VLF-MSC introduces a unified semantic communication paradigm that transmits a single vision-language feature (VLF) to support both image and text generation at the receiver. By leveraging a vision-language encoder (BLIP-2 Q-Former), the transmitter outputs a compact that is robust to channel noise and mapped over a fixed channel budget. At the receiver, a text decoder (decoder-based LLM) and an image generator (diffusion model) are conditioned on the same VLF, enabling prompt-free, modality-flexible reconstruction and improving semantic fidelity under low SNR. The approach demonstrates superior semantic accuracy and spectral efficiency compared to modality-specific baselines, highlighting the practical potential of vision-language foundation models for next-generation semantic communications. Future work includes ablations on query counts, bandwidth-quality trade-offs, higher image resolutions, and scalability to real-time multi-user scenarios.

Abstract

We propose Vision-Language Feature-based Multimodal Semantic Communication (VLF-MSC), a unified system that transmits a single compact vision-language representation to support both image and text generation at the receiver. Unlike existing semantic communication techniques that process each modality separately, VLF-MSC employs a pre-trained vision-language model (VLM) to encode the source image into a vision-language semantic feature (VLF), which is transmitted over the wireless channel.

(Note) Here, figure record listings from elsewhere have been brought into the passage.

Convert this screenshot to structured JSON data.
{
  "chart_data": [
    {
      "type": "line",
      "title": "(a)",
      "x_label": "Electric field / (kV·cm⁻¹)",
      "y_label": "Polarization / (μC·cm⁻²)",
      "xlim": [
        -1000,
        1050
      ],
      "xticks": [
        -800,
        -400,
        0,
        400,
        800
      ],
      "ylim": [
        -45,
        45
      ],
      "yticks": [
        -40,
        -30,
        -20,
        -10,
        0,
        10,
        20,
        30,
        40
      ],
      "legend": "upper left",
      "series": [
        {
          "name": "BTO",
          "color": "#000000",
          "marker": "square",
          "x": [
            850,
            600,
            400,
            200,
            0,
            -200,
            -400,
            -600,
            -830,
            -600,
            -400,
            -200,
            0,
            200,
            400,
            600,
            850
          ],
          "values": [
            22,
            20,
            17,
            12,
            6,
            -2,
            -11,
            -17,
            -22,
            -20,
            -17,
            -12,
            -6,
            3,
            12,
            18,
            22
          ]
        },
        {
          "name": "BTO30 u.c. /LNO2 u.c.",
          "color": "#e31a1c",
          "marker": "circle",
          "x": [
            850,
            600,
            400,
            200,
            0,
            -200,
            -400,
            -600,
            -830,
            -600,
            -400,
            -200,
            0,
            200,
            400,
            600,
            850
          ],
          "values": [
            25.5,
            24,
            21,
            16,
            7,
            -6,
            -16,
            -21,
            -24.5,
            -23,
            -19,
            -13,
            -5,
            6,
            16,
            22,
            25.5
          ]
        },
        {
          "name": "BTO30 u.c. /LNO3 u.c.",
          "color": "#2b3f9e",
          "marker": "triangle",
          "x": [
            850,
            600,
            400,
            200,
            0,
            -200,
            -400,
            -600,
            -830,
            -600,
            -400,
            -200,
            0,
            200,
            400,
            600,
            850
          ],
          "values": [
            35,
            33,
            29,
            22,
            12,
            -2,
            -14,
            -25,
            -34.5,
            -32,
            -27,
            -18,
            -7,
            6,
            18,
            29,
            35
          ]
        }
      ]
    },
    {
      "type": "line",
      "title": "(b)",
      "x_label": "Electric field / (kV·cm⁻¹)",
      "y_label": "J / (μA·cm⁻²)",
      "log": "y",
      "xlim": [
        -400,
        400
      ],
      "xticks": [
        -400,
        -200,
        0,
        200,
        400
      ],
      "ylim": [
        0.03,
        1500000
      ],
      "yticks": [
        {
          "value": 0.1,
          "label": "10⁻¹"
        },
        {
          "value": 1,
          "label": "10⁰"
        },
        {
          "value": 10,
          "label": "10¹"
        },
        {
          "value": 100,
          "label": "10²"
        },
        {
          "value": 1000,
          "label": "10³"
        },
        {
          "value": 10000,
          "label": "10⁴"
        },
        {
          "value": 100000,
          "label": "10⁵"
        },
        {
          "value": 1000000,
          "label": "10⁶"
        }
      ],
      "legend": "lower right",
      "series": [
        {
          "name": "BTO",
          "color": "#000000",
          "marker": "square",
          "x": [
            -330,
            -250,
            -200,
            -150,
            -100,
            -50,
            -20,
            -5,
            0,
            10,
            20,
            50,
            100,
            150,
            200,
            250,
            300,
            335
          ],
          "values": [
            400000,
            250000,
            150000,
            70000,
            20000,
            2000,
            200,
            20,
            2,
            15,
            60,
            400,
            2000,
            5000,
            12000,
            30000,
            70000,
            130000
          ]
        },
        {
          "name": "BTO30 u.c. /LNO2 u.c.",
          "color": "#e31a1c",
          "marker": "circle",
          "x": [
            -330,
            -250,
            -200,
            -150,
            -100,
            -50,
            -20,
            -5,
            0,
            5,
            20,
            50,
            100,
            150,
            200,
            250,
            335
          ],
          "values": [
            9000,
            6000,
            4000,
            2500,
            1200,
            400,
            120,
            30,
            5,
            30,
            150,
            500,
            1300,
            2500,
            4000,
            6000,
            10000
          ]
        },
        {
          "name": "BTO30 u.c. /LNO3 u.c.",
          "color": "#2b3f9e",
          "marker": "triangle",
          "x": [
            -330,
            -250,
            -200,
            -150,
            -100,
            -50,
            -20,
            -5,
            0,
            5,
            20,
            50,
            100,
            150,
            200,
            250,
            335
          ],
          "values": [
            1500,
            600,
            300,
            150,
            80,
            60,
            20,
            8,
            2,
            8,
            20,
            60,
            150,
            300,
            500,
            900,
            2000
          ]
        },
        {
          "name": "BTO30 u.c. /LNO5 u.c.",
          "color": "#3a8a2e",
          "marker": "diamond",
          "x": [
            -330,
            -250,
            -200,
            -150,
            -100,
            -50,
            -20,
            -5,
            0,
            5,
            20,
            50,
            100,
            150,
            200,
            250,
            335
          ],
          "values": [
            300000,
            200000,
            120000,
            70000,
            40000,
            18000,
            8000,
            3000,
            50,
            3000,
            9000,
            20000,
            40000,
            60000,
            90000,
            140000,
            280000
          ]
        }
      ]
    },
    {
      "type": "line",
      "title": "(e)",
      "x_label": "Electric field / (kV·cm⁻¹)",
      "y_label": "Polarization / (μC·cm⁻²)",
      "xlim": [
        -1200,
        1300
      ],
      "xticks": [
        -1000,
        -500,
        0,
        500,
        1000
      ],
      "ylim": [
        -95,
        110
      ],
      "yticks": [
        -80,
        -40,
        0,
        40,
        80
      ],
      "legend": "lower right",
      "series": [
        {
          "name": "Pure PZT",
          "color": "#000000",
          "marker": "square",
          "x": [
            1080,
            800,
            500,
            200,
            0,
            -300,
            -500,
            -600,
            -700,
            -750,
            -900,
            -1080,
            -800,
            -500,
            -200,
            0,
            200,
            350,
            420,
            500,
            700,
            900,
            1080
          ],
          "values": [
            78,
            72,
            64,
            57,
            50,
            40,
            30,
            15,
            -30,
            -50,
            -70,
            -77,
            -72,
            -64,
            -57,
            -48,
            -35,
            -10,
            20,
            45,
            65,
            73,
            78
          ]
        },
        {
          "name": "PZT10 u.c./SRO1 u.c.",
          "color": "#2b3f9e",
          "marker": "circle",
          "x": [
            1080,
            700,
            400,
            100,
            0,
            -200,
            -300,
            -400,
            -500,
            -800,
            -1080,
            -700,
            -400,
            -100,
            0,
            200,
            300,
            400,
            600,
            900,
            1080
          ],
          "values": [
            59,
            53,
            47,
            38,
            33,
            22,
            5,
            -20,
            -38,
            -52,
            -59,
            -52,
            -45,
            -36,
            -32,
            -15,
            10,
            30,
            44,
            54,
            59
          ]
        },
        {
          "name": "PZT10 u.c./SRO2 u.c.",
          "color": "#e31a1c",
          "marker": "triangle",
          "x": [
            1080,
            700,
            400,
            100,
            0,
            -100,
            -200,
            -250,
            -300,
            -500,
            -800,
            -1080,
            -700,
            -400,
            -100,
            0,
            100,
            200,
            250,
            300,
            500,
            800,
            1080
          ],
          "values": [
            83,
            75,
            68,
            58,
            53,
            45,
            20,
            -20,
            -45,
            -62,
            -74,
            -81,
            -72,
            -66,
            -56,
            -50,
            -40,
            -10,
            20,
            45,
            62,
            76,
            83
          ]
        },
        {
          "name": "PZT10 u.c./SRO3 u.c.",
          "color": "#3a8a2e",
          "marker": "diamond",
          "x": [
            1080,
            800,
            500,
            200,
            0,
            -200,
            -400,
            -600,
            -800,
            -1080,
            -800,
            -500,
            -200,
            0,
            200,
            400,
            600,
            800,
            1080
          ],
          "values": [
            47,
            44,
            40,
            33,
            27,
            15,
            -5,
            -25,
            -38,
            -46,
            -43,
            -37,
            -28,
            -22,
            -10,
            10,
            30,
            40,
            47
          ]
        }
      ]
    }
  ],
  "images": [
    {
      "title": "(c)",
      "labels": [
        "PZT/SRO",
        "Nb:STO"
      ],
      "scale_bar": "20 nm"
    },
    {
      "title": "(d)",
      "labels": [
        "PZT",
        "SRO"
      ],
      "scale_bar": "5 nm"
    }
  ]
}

At the receiver, a decoder-based language model and a diffusion-based image generator are both conditioned on the VLF to produce a descriptive text and a semantically aligned image. This unified representation eliminates the need for modality-specific streams or retransmissions, improving spectral efficiency and adaptability. By leveraging foundation models, the system achieves robustness to channel noise while preserving semantic fidelity. Experiments demonstrate that VLF-MSC outperforms text-only and image-only baselines, achieving higher semantic accuracy for both modalities under low SNR with significantly reduced bandwidth.

Paper Structure

This paper contains 24 sections, 2 equations, 4 figures.

Figures (4)

  • Figure 1: Overview of the proposed VLF-MSC framework. The transmitter encodes an input image $\mathbf{x}$ into a compact VLF $\mathbf{y}$ using an image encoder and Q-Former, which is transmitted over a noisy channel. At the receiver, the received VLF $\tilde{\mathbf{y}}$ jointly conditions the text and image semantic decoders to generate both the textual output $\hat{\mathbf{x}}{\text{text}}$ and the visual output $\hat{\mathbf{x}}{\text{img}}$, enabling multimodal communication without separate transmissions.
  • Figure 2: Image transmission results. Left: LPIPS (perceptual similarity) and CLIP score (semantic alignment) across SNR levels. Right: qualitative comparison of reconstructed images between VLF-MSC and Img2Img-SC.
  • Figure 3: Text transmission results. Left: BLEU (lexical overlap) and BERT score (semantic similarity) across SNR levels. Right: qualitative comparison of reconstructed texts among VLF-MSC, DeepSC, and separation baseline.
  • Figure 4: Image-text semantic reconstruction under varying SNRs using the proposed VLF-MSC. A single transmitted VLF conditions both modalities, eliminating modality-specific streams and producing semantically aligned outputs across SNRs. Bold words denote preserved key semantics.